Ce n’est pas un article du Gorafi. Mi-novembre, le public a eu l’immense joie de connaître enfin les noms des trois nouveaux cadors de l’économie. Deux d’entre eux sont des personnalités relativement célèbres dans le microcosme économique, il s’agit de Robert Shiller et d’Eugene Fama.

L’un, pionnier de la finance comportementale, s’oppose à la théorie de la rationalité des agents économiques des néo-classiques et publie en 2000 un ouvrage intitulé L’Exubérance irrationnelle dans lequel il démontre que les marchés ne sont pas guidés par des forces extérieures qui s’autorégulent, mais bien par les comportements des agents financiers eux-mêmes. Dans la même optique, il publie en 2009, conjointement avec George Akerlof, Les Esprits animaux. Comment les forces psychologiques mènent la finance et l’économie (Pearson Education). La reprise de la célèbre formule keynésienne n’est pas anodine : les « esprits animaux » dominent les forces économiques, et l’action de l’Etat doit permettre à ces esprits d’être mis au service du bien commun.

L’autre, véritable chantre de l’efficience des marchés, s’est rendu célèbre avec la parution en 1970 dans la revue économique Journal of finance d’un article intitulé « Efficient Capital Markets » qui a le mérite d’annoncer la couleur d’une théorie que la crise semble avoir balayé d’un revers de manche, sans parler des travaux d’André Orléan, président de l’Association Française d’Economie Politique, dont les écrits sont édifiants sur le non-sens d’une telle théorie. Homme inébranlable dans ses convictions libérales, Fama a même soutenu au moment de l’explosion de la bulle immobilière aux Etats-Unis qu’elle n’était pas responsable de la crise, incriminant un coupable pour le moins facile : les cycles économiques.

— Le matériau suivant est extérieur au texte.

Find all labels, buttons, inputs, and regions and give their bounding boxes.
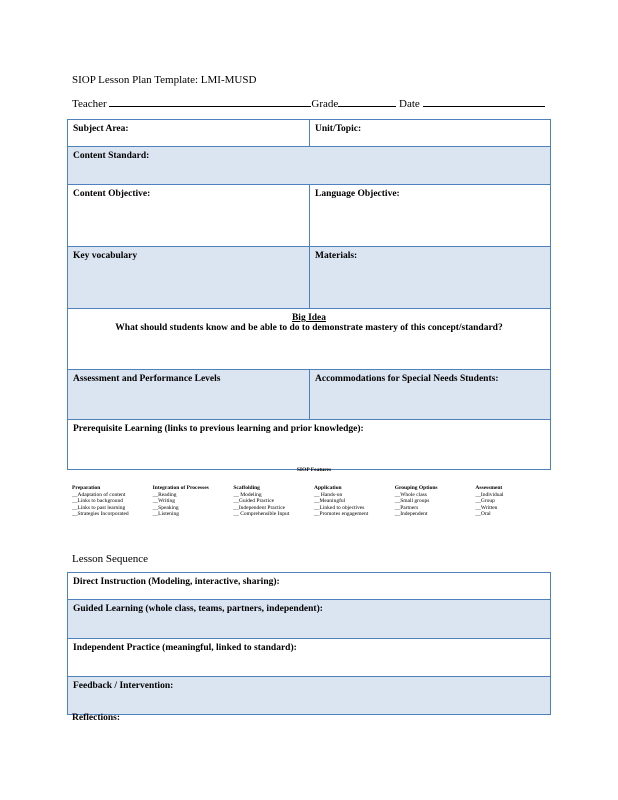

Mais alors, attendez … On aurait donc attribué le prix Nobel d’Economie à deux personnes que tout oppose ? Pas tant que ça, semblerait-il, puisque les trois économistes ont été récompensés pour leurs éminents travaux sur les marchés financiers. Qu’écrivent-ils ? Qu’il est impossible de prévoir le cours des actifs financiers sur le court terme, mais qu’ « il est tout à fait possible de prévoir le cours général de ces prix sur de longues périodes, comme dans les trois à cinq prochaines années. »
Alors, si on poursuit le raisonnement : on ne sait pas ce qu’il se passera demain, mais on peut vous dire par contre ce qu’il adviendra de vos actifs d’ici cinq ans. Fort bien. Imaginez Sébastien Folin : « Chers téléspectateurs, bonsoir. Vous voulez savoir si vous pouvez aller skier demain ? On ne peut pas vous dire. Par contre, à l’hiver 2018, de très belles chutes de neige sont attendues, donc réservez dès maintenant vos séjours dans les Alpes. »

J’entends déjà sonner le glas du keynésianisme, où on ne manquera pas de nous rappeler que Keynes avait un jour déclaré qu’à long terme, nous sommes tous morts. Paul Walker lui donnera certainement raison, mais rappelons que le sens de cette formule n’est pas de ne pas porter le moindre intérêt au long terme, mais de considérer que celui-ci n’est en fait qu’une succession d’évènements de courts termes. Pour résumer, penser long terme sans se soucier de ce qui va se passer demain est inutile, sauf pour faire le lit des théories ultra-libérales qui prônent un désengagement maximum de l’Etat des affaires économiques.
Les néo-classiques ont fait le choix de la facilité : il est inutile de chercher à influer le court terme car à long terme revient l’équilibre ; il est inutile à l’Etat de chercher à intervenir, il ne pourra pas modifier l’équilibre général de long terme de l’économie ; il est inutile de réguler les marchés financiers puisqu’ils sont le meilleur moyen de donner aux choses une valeur à un moment t.

Non messieurs, l’économiste ne peut pas se contenter de ne voir que de loin. Il doit porter des verres pour analyser ce qu’il se passe sous son nez et commencer par s’offusquer de voir de tels travaux récompensés par la Banque de Suède.